5 Referências bibliográficas
DALLARI, Adilson Abreu. Orçamento impositivo in Orçamentos públicos e direito financeiro, obra coletiva sob coordenação de José Maurício Conti e Fernando Facury Scaff. São Paulo: Revista dos Tribunais, 2011.
Notas
[1] Orçamento impositivo, in Orçamentos públicos e direito financeiro, obra coletiva sob coordenação de José Maurício Conti e Fernando Facury Scaff. São Paulo: Revista dos Tribunais, 2011, p. 325.
[2] ADI nº 2.925, Rel. Min. Ellen Gracie, DJ de 4-3-2005.
[3] Fonte: O Estado de São Paulo, 2-7-2013, p.A6.
[4] Realocação de recursos de um órgão para outro.

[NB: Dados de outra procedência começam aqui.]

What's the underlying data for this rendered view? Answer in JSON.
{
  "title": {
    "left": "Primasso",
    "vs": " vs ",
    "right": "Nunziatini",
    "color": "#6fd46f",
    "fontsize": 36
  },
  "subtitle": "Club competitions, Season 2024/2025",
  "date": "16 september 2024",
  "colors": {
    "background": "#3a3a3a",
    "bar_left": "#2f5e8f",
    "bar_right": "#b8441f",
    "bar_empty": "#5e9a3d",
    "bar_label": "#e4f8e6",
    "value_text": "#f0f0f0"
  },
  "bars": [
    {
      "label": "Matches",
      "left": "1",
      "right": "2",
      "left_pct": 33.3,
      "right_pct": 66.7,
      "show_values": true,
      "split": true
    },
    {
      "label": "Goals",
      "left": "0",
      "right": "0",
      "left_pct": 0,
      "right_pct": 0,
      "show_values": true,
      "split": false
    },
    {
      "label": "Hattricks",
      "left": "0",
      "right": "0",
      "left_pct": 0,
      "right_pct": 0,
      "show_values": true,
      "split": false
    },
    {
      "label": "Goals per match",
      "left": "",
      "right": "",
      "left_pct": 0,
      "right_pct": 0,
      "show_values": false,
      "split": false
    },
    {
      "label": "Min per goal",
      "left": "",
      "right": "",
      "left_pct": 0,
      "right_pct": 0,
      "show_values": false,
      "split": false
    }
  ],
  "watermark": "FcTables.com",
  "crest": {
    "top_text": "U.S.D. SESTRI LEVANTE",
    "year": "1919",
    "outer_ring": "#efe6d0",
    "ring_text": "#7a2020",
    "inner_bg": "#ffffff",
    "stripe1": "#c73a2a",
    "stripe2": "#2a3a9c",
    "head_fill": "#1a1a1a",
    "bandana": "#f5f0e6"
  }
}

[5] Realocação de recursos no âmbito dos programas de trabalho dentro do mesmo órgão.
[6] Realocação de recursos entre categorias econômicas de despesas dentro do mesmo órgão e mesmo programa de trabalho.
[7] Cf. nosso Direito financeiro e tributário. 22ª Ed. São Paulo: Atlas, 2013, p.22
[8] O inciso III, do § 6º do art. 166 da CF na redação da PEC nº 565/06 determina o envio do projeto de lei orçamentária anual até sete meses antes do encerramento do exercício financeiro para sua devolução para sanção presidencial até o encerramento da sessão legislativa (22 de dezembro).